Phase 2 du train léger: écarter SNC-Lavalin aurait coûté cher, selon un avis légal

L’ensemble des documents relatifs au processus d’approvisionnement du prolongement de la Ligne Trillium de l’O-Train — dans le cadre de la phase 2 de la construction du train léger — ont été rendus publics par la Ville d’Ottawa en début de soirée lundi.

On apprend dans les centaines de pages de documents que la Ville risquait probablement gros si elle rejetait la proposition de TransitNext — une filiale de SNC-Lavalin — après qu’elle n’ait pas atteint le score technique minimal prévu dans le cadre de l’entente de projet.

La firme juridique Norton Rose Fulbright qui avisait la Ville d’Ottawa dans le cadre du processus d’approvisionnement indique dans un avis juridique du 23 octobre 2018 qu’il y a un «manque de clarté dans les grilles de notation et d’évaluation contenues dans le “Cadre d’Évaluation de la Ligne Trillium”».

«Si un soumissionnaire pouvait démontrer que le processus d’évaluation et le score qui ont mené à l’exclusion de sa proposition contenaient des failles, il y a de fortes chances qu’un tribunal lui octroierait au minimum un dédommagement significatif.
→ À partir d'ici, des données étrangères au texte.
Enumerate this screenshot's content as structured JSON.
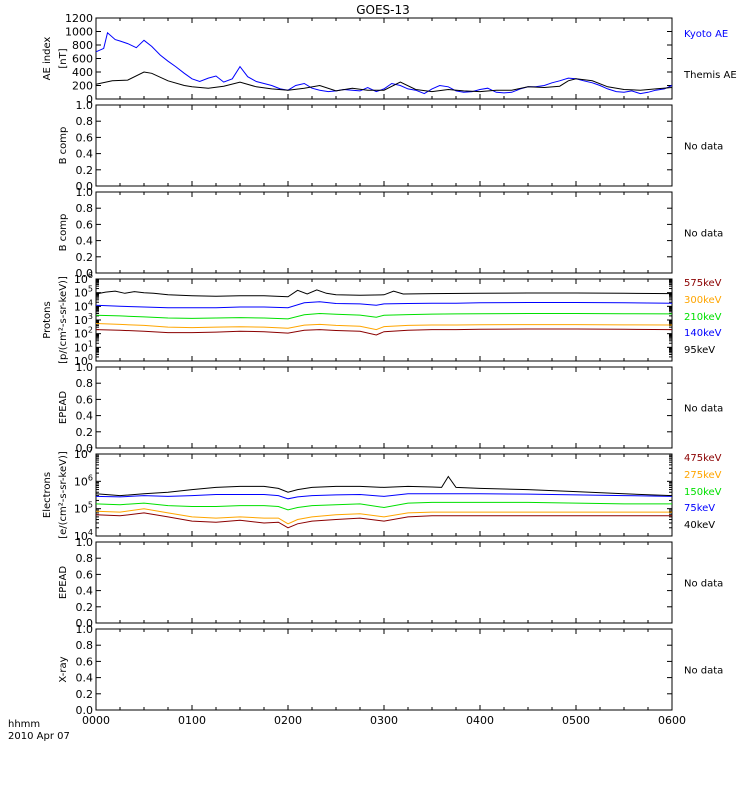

Ce serait sur la base des profits perdus ou des coûts engendrés par la préparation de cette soumission», apprend-on dans cet avis juridique jusque-là confidentiel.

À LIRE AUSSI: Le conseil municipal demande une enquête indépendante

> La soumission de SNC-Lavalin initialement rejetée

Le conseiller du quartier Capitale, Shawn Menard, est toutefois sceptique de cet avis légal. Il souligne que les représentants de Norton Rose Fulbright ont contribué à rédiger les grilles d’évaluation de l’aspect technique des soumissions, le même dont on souligne les failles dans l’avis légal.

Huit conseillers municipaux ont uni leurs forces pour demander des actions précises pour améliorer le service de l'O-Train et revoir le processus d'approvisionnement de la phase 2: Riley Brockington, Mathieu Fleury, Carol Anne Meehan, Catherine McKenney, Shawn Menard, Rawlson King, Theresa Kavanagh et Jeff Leiper (absent mardi).

Dans une autre note, la firme Norton Rose Fulbright avise également la Ville que de faire passer à la prochaine étape une soumission qui n’a pas atteint le seuil technique minimal «ne constitue pas une dérogation importante […], à moins que la note soit si fondamentalement inférieure».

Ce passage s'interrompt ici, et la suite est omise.